Neues vom Wirtschaftskrieg (121): Sanktionen spalten die UNO

Der Wirtschaftskrieg gegen Russland zieht immer weitere Kreise. Infolge der Energiekrise rechnet Wirtschaftsminister Habeck mit wirtschaftlichen Verlusten von 160 Mrd. Euro. Die Türkei will sich auf amerikanischen Druck aus dem russischen Zahlungssystem Mir zurückziehen. Und die westlichen Sanktionen spalten die Uno.
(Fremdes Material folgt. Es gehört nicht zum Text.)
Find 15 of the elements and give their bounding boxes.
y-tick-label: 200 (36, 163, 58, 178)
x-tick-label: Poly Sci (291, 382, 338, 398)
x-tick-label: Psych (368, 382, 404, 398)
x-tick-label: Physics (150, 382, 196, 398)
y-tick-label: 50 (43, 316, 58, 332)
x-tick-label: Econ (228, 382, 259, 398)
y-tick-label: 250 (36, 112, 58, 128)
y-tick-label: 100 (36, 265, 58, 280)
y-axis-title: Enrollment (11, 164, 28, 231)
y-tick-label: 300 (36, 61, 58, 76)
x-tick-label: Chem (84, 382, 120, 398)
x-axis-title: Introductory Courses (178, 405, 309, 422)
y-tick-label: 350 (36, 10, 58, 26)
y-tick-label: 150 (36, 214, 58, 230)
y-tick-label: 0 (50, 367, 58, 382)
  • Deutschland und die anderen westlichen Mächte nutzen die Generaldebatte der UN-Generalversammlung, um die Staaten des globalen Südens zur Beteiligung an ihren Russland-Sanktionen zu nötigen. Bundeskanzler Olaf Scholz hat in New York ausdrücklich für die Sanktionen und für Waffenlieferungen an die Ukraine geworben. Dies trifft auch auf US-Präsident Joe Biden und Frankreichs Präsident Emmanuel Macron zu. Letzterer warnte mit Blick auf den Ukraine-Krieg vor einer neuen Ära des Kolonialismus. Frankreich hält sich bis heute diverse Kolonien. Mehrere Politiker aus Staaten Afrikas plädierten ihrerseits in New York dafür, auf eine Verhandlungslösung im Ukraine-Krieg hinzuwirken sowie die Sanktionspolitik zu beenden; dies müsse, hieß es, auch für die Zwangsmaßnahmen etwa gegen Zimbabwe, Kuba und weitere Staaten Lateinamerikas gelten. UN-Generalsekretär António Guterres warnt vor neuen Spaltungen zwischen dem Westen und dem globalen Süden.
  • Vor dem Hintergrund möglicher Strafen will die Türkei Alternativen zum russischen Zahlungssystem Mir in Betracht ziehen. „Wir müssen uns jetzt überlegen, was wir tun können (…), welche Alternativen es gibt“, sagt der türkische Präsident Recep Tayyip Erdogan laut der staatlichen Nachrichtenagentur Anadolu auf die Frage, ob die Türkei Sanktionen riskiere. Das US-Finanzministerium hatte kürzlich vor Strafen für die Umgehung von verhängten Finanzsanktionen gegen Russland über das System Mir gewarnt. Bisher hatten fünf staatliche türkische Banken das System genutzt. Vor einigen Tagen setzten nach Medienberichten zwei von ihnen die Nutzung infolge der US-Warnung dann aus. – Auch ohne Sekundär-Sanktionen üben die USA einen gewaltigen Druck aus, wie das Beispiel der Türkei zeigt.
  • Habeck: Energiekrise bringt Verlust von 160 Mrd. Euro. Bundeswirtschaftsminister Robert Habeck (Grüne) rechnet in der aktuellen Energiekrise mit großen Verlusten für die deutsche Wirtschaft. Wegen des Einkaufs von Energie aus anderen Quellen als den bisherigen verliere die deutsche Volkswirtschaft in diesem Jahr knapp 60 Milliarden Euro, sagte Habeck am Donnerstag beim Klimakongress des Bundesverbands der Deutschen Industrie (BDI) in Berlin. Im kommenden Jahr könnten es vor allem durch den Verzicht auf russische Energie knapp 100 Milliarden Euro Verlust werden, hieß es weiter. Das entspräche laut Habeck «über die Jahre gerechnet» zwei Prozent des Bruttoinlandsprodukts.